La Commission des finances de l’Assemblée nationale française vient d’adopter un amendement (n° CF130), en nouvelle lecture du projet de loi de finances pour 2026 (n° 2247). Cet amendement supprime l’exonération sur les donations à des résidents français de moins de 6 ans.
L’exposé des motifs indique que « Cet amendement remédie à une faille de l’article 750 ter CGI, permettant à des grandes fortunes expatriées de transmettre des millions à des petits-enfants résidant en France (âgés de moins de 6 ans) sans impôt, car ils ne cumulent pas 6 ans de résidence sur 10 (…). Le dernier alinéa de l’article 750 Ter du CGI stipule que les biens (meubles ou immeubles) non situés en France ne sont soumis aux (droits de donation) que si le donataire ou l’héritier a résidé fiscalement en France au cours de six des dix dernières années.
Concrètement, se présentent des cas d’évitement de l’impôt fréquents (…) reposant sur le schéma suivant :
– Un individu fortuné transfère sa résidence fiscale hors de France, généralement dans un pays ayant une fiscalité sur les donations très avantageuse (Belgique, Italie, Grande-Bretagne, Luxembourg, etc.)
– Cet individu fait une donation de ce patrimoine à un ou des enfant(s) de moins de 6 ans résidant en France (généralement ses petits-enfants)
– Le patrimoine transféré par ce biais est intégralement exonéré de DMTG, dans la mesure où le donateur ne réside pas fiscalement en France et où l’enfant de moins de 6 ans ne ‘comptabilise’ pas six années de résidence fiscale en France ».
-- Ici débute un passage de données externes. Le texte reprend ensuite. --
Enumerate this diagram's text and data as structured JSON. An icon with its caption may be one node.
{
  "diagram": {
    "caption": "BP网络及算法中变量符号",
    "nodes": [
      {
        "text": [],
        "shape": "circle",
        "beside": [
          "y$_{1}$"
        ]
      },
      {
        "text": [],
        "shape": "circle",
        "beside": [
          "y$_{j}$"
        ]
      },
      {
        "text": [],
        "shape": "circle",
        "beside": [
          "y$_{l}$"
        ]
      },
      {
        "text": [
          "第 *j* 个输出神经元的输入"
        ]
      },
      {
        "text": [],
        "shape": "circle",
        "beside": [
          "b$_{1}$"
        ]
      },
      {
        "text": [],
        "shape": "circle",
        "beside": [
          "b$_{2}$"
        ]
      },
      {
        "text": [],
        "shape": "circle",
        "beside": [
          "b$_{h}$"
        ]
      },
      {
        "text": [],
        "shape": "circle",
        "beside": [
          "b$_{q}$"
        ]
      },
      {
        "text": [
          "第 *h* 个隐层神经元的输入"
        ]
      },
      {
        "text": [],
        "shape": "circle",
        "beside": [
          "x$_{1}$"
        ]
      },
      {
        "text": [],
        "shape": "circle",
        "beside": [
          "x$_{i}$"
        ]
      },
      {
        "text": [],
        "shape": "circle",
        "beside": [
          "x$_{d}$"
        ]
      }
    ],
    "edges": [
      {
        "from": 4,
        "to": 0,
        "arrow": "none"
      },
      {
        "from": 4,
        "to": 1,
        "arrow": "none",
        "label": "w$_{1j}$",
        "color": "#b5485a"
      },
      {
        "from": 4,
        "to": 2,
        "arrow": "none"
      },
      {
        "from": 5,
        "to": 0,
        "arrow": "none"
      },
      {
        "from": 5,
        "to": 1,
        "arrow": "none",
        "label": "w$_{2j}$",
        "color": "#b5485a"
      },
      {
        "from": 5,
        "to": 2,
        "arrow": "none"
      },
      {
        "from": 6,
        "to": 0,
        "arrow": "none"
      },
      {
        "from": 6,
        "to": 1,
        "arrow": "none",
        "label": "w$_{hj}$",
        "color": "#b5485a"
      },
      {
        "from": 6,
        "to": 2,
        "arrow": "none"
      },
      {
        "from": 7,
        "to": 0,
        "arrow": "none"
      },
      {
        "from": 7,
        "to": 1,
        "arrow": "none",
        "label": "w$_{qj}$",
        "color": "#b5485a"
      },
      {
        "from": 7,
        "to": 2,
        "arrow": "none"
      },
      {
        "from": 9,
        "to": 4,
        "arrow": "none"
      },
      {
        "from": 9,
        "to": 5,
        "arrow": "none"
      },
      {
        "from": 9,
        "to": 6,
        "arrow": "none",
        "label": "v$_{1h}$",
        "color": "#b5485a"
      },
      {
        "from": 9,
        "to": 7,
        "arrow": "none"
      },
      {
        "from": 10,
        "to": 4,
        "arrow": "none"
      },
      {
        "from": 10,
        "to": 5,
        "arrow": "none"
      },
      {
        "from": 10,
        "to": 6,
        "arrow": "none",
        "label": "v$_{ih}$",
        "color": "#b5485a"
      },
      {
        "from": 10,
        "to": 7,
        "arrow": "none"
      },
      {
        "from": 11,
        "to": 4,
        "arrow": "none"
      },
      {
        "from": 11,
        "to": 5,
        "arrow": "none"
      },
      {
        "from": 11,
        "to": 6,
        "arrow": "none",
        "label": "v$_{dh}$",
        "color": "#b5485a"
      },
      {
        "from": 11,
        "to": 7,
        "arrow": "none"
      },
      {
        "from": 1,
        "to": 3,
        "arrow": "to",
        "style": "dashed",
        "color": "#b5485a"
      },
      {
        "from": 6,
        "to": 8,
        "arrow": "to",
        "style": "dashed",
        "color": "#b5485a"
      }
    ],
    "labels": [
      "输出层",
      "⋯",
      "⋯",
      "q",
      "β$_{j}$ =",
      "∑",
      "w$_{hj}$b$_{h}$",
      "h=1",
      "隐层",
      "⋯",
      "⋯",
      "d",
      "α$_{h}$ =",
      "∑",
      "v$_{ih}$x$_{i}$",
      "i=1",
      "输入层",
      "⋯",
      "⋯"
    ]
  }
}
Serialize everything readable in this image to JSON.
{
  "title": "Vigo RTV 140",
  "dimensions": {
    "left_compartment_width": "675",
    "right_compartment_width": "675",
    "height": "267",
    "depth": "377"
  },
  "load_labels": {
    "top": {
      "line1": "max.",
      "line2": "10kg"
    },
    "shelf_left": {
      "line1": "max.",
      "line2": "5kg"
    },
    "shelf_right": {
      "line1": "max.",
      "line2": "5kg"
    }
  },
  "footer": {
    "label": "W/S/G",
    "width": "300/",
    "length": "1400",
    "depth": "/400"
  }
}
Ainsi, l’exposé des motifs semble vouloir lutter contre les abus des donations faites de manière exonérée car les enfants ou petits-enfants donataires ont moins de 6 ans. Mais l’amendement proposé (par Mme Christine Pirès Beaune, Mme Mercier, M. Philippe Brun, M. Baptiste, M. Baumel, M. Bouloux, M. Oberti, Mme Pantel et les membres du groupe Socialistes et apparentés) supprime purement et simplement la seconde phrase du 3° de l’article 750 ter du code général des impôts, ce qui implique que les donations faites à des enfants (belges) résidant en France depuis moins de 6 ans seront imposées. La modification législative est ainsi bien plus large – et bien plus contestable – que ne le laisse entendre les parlementaires qui ont déposé cet amendement.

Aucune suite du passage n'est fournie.